Dubai: After reporting robust growth in assets and profits in the first two quarters of this year, the UAE banks are expected to face strong headwinds on both these fronts from the fourth quarter as liquidity tightens.
With the third-quarter results set to be announced starting this week, analysts do not expect in a sharp deceleration in both asset growth and asset quality, but say there could be early signs of fatigue as the knock-on effects of lower oil prices on growth will be reflected in credit growth and a gradual reversal in the declining trend in credit losses over the past several quarters.
Declining asset prices, particularly the volatility in the stock markets and a drop in real estate transactions in the UAE, are also seen holding back asset growth and asset quality in a few quarters ahead.
“Today, we no longer view asset prices as a positive factor in recovery. Indeed, we expect continued volatility in the equities market, in line with movements in oil prices. For markets such as the UAE, we also expect to see a continued correction in real estate prices, potentially further contributing to credit losses,” said Standard & Poor’s credit analyst Suha Urgan.
According to the Central Bank of UAE data, total credit growth has remained strong in 2015, expanding 8.2 per cent year on year in August. Notably, there has been a change in the factors driving credit growth. Within the private sector, personal loan growth has been accelerating gradually in 2015 (to 8.6 per cent year on in August from 7 per cent in December 2014), which has supported the consumption outlook, the bank said.
“Retail credit growth remains stronger than corporate credit growth in 2015. This likely reflects a more cautious approach by businesses given the signs of softening economic activity,” Monica Malek, chief economist at the Abu Dhabi Commercial Bank.
Meanwhile, government loan growth has accelerated to double digits, which analysts say partly reflects the deterioration in the fiscal position. However, government borrowing accounts for only around 12 per cent of total domestic credit.
“We believe that credit demand could well weaken in late 2015 and in 2016 on the back of the softening macroeconomic backdrop and expected rise in borrowing rates. In the retail segment, weaker population growth and slower wage increases will also likely contribute to a deceleration in credit growth. We forecast some moderation in total credit growth, to 7.5 per cent in the fourth quarter of 2015 and around 5.8 per cent in 2016,” Malek said.
Analysts expect the UAE banking sector to face tougher funding environment as draw downs on deposits of government and government-related entities continue while slowing economy on the back of the sharply weaker oil price, filtering into the non-oil economy.
EFG-Hermes, said in a recent research note that a combination of such factors is likely to lead to a deceleration in loan growth, pressure on spreads and deterioration in credit quality,” said in a report last week.

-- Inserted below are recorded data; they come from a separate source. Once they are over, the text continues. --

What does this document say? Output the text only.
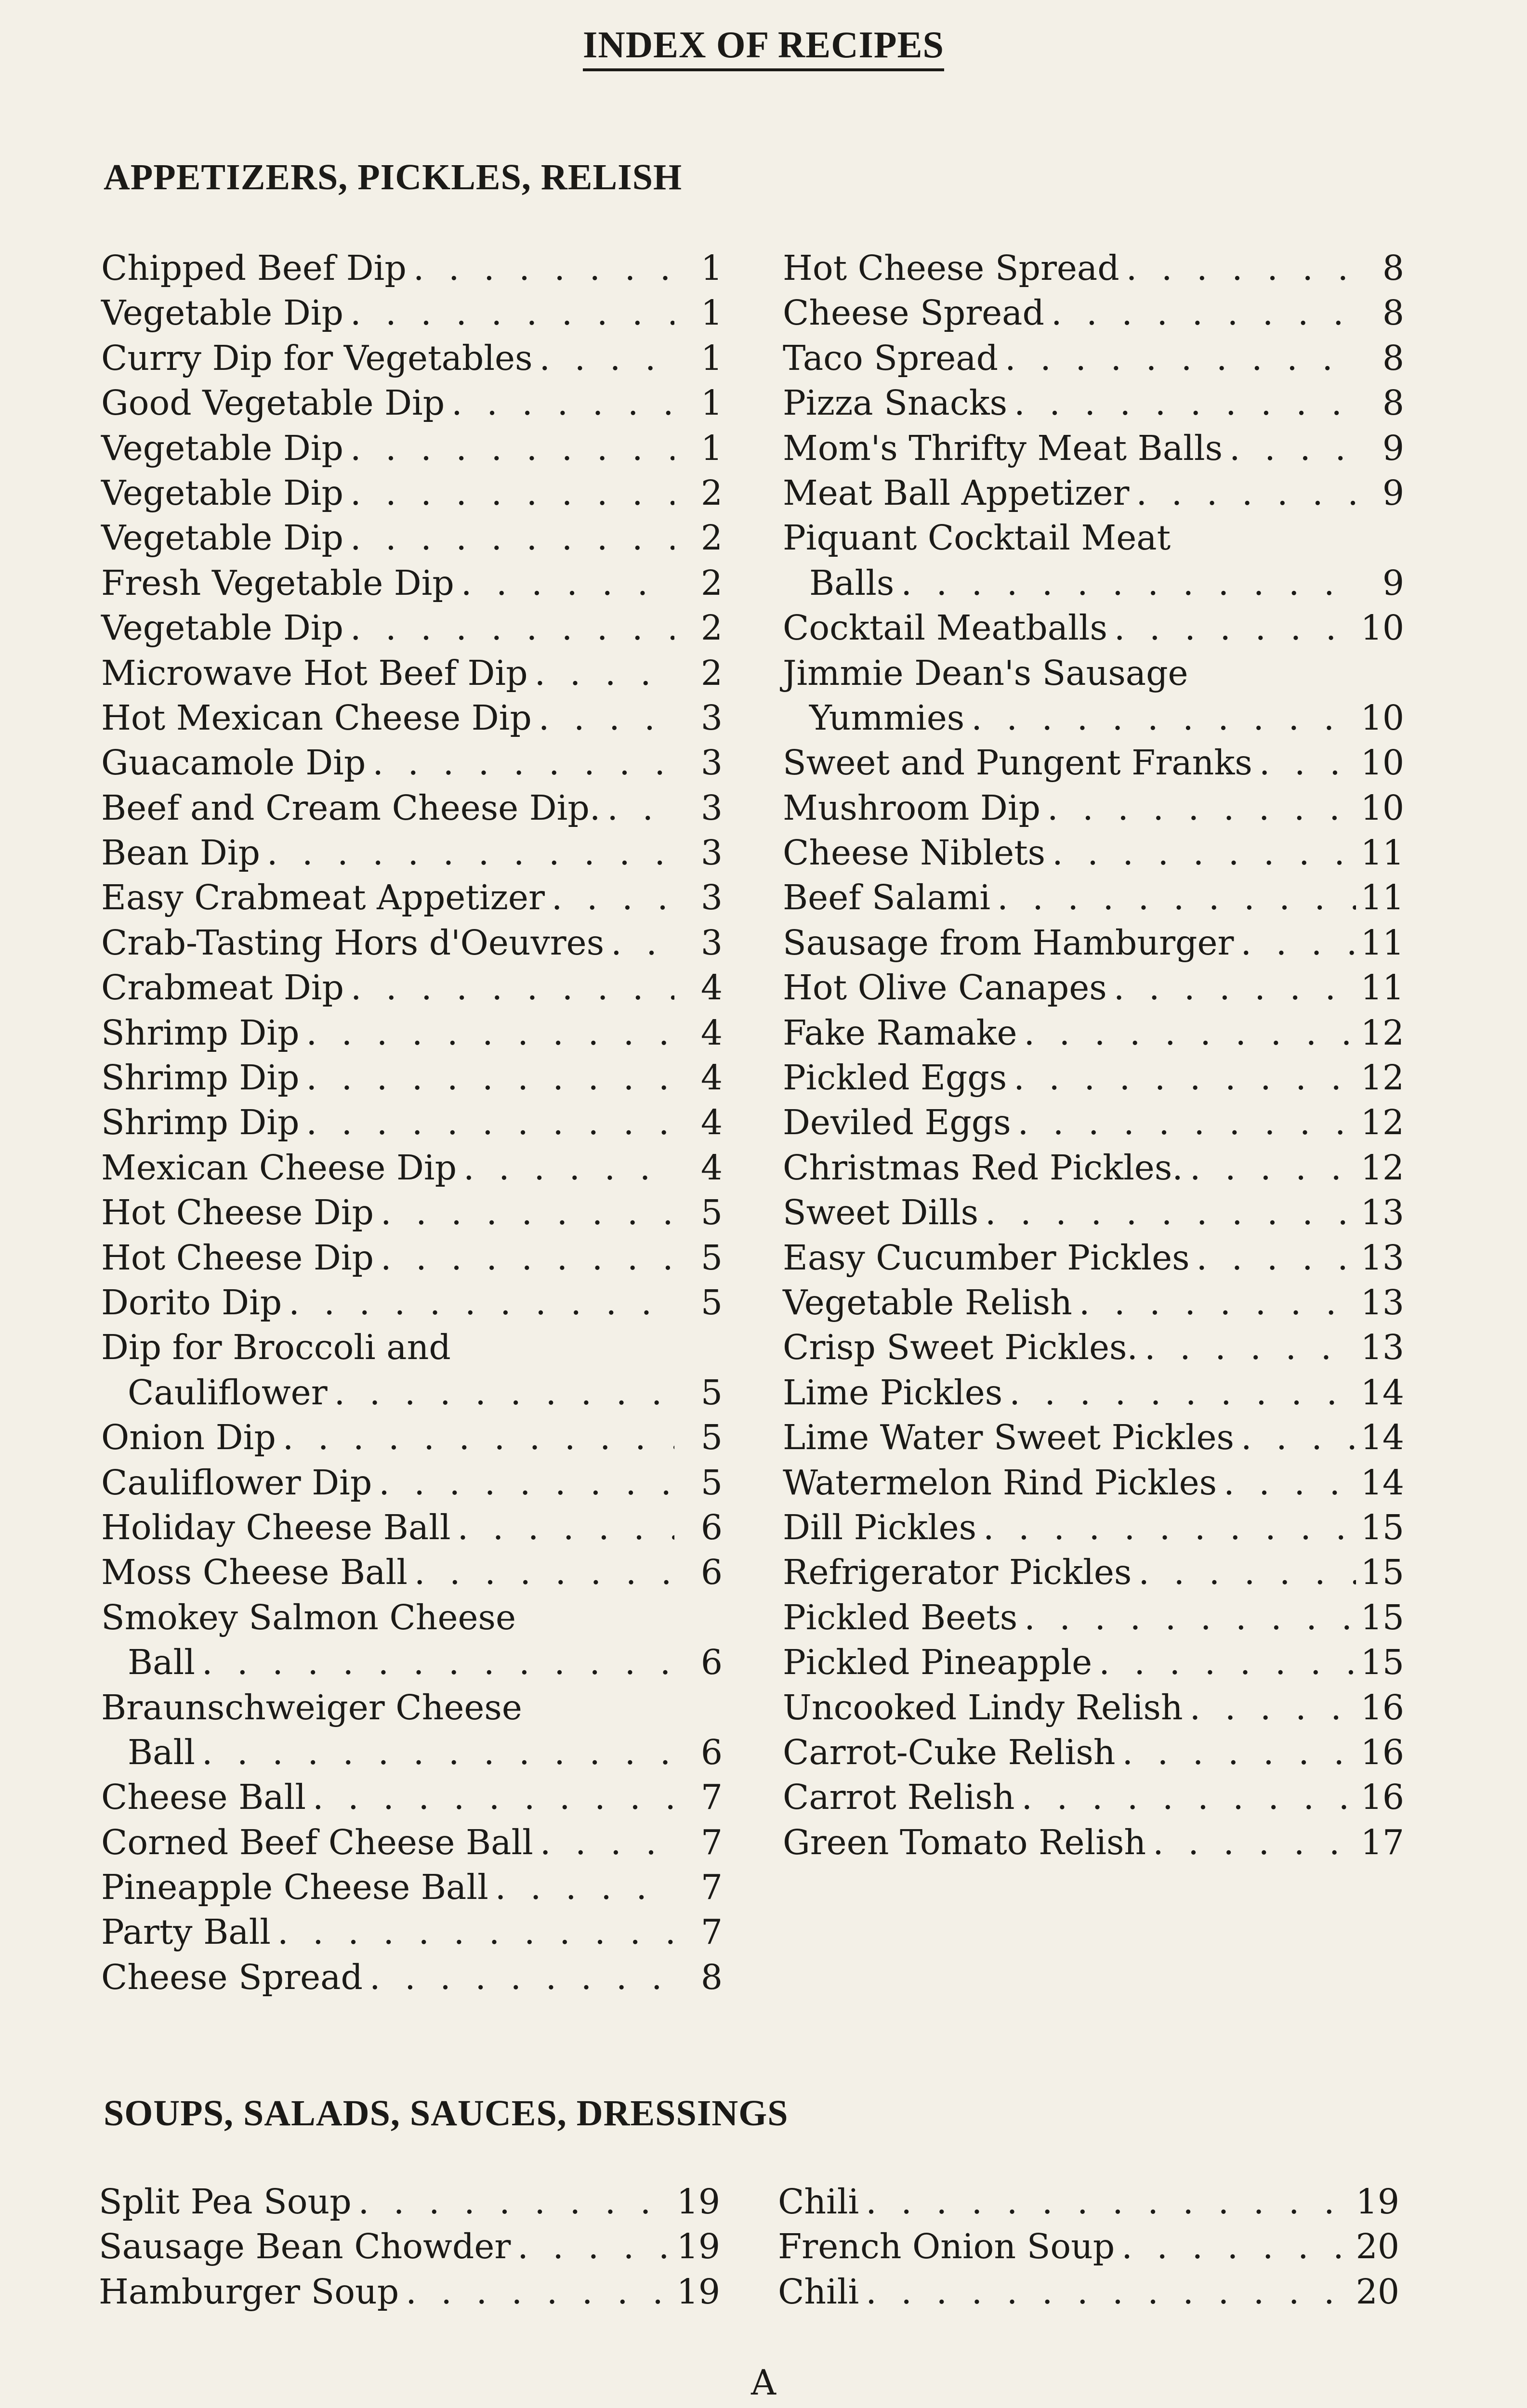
INDEX OF RECIPES
APPETIZERS, PICKLES, RELISH
Chipped Beef Dip . . .	1
Vegetable Dip . . .	1
Curry Dip for Vegetables . . .	1
Good Vegetable Dip . . .	1
Vegetable Dip . . .	1
Vegetable Dip . . .	2
Vegetable Dip . . .	2
Fresh Vegetable Dip . . .	2
Vegetable Dip . . .	2
Microwave Hot Beef Dip . . .	2
Hot Mexican Cheese Dip . . .	3
Guacamole Dip . . .	3
Beef and Cream Cheese Dip. . . .	3
Bean Dip . . .	3
Easy Crabmeat Appetizer . . .	3
Crab-Tasting Hors d'Oeuvres . . .	3
Crabmeat Dip . . .	4
Shrimp Dip . . .	4
Shrimp Dip . . .	4
Shrimp Dip . . .	4
Mexican Cheese Dip . . .	4
Hot Cheese Dip . . .	5
Hot Cheese Dip . . .	5
Dorito Dip . . .	5
Dip for Broccoli and
Cauliflower . . .	5
Onion Dip . . .	5
Cauliflower Dip . . .	5
Holiday Cheese Ball . . .	6
Moss Cheese Ball . . .	6
Smokey Salmon Cheese
Ball . . .	6
Braunschweiger Cheese
Ball . . .	6
Cheese Ball . . .	7
Corned Beef Cheese Ball . . .	7
Pineapple Cheese Ball . . .	7
Party Ball . . .	7
Cheese Spread . . .	8
Hot Cheese Spread . . .	8
Cheese Spread . . .	8
Taco Spread . . .	8
Pizza Snacks . . .	8
Mom's Thrifty Meat Balls . . .	9
Meat Ball Appetizer . . .	9
Piquant Cocktail Meat
Balls . . .	9
Cocktail Meatballs . . .	10
Jimmie Dean's Sausage
Yummies . . .	10
Sweet and Pungent Franks . . .	10
Mushroom Dip . . .	10
Cheese Niblets . . .	11
Beef Salami . . .	11
Sausage from Hamburger . . .	11
Hot Olive Canapes . . .	11
Fake Ramake . . .	12
Pickled Eggs . . .	12
Deviled Eggs . . .	12
Christmas Red Pickles. . . .	12
Sweet Dills . . .	13
Easy Cucumber Pickles . . .	13
Vegetable Relish . . .	13
Crisp Sweet Pickles. . . .	13
Lime Pickles . . .	14
Lime Water Sweet Pickles . . .	14
Watermelon Rind Pickles . . .	14
Dill Pickles . . .	15
Refrigerator Pickles . . .	15
Pickled Beets . . .	15
Pickled Pineapple . . .	15
Uncooked Lindy Relish . . .	16
Carrot-Cuke Relish . . .	16
Carrot Relish . . .	16
Green Tomato Relish . . .	17
SOUPS, SALADS, SAUCES, DRESSINGS
Split Pea Soup . . .	19
Sausage Bean Chowder . . .	19
Hamburger Soup . . .	19
Chili . . .	19
French Onion Soup . . .	20
Chili . . .	20
A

In the first half of the year, earnings growth was more resilient thanks to declining provisions, which helped offset slower growth in operating income.
Although the banking sector’s fundamentals are expected to remain solid, underpinned by strong capitalisation levels and ample provisions to deal with the expected slowdown in economic activity, analysts see banks being impacted by lower oil prices and declining government revenues.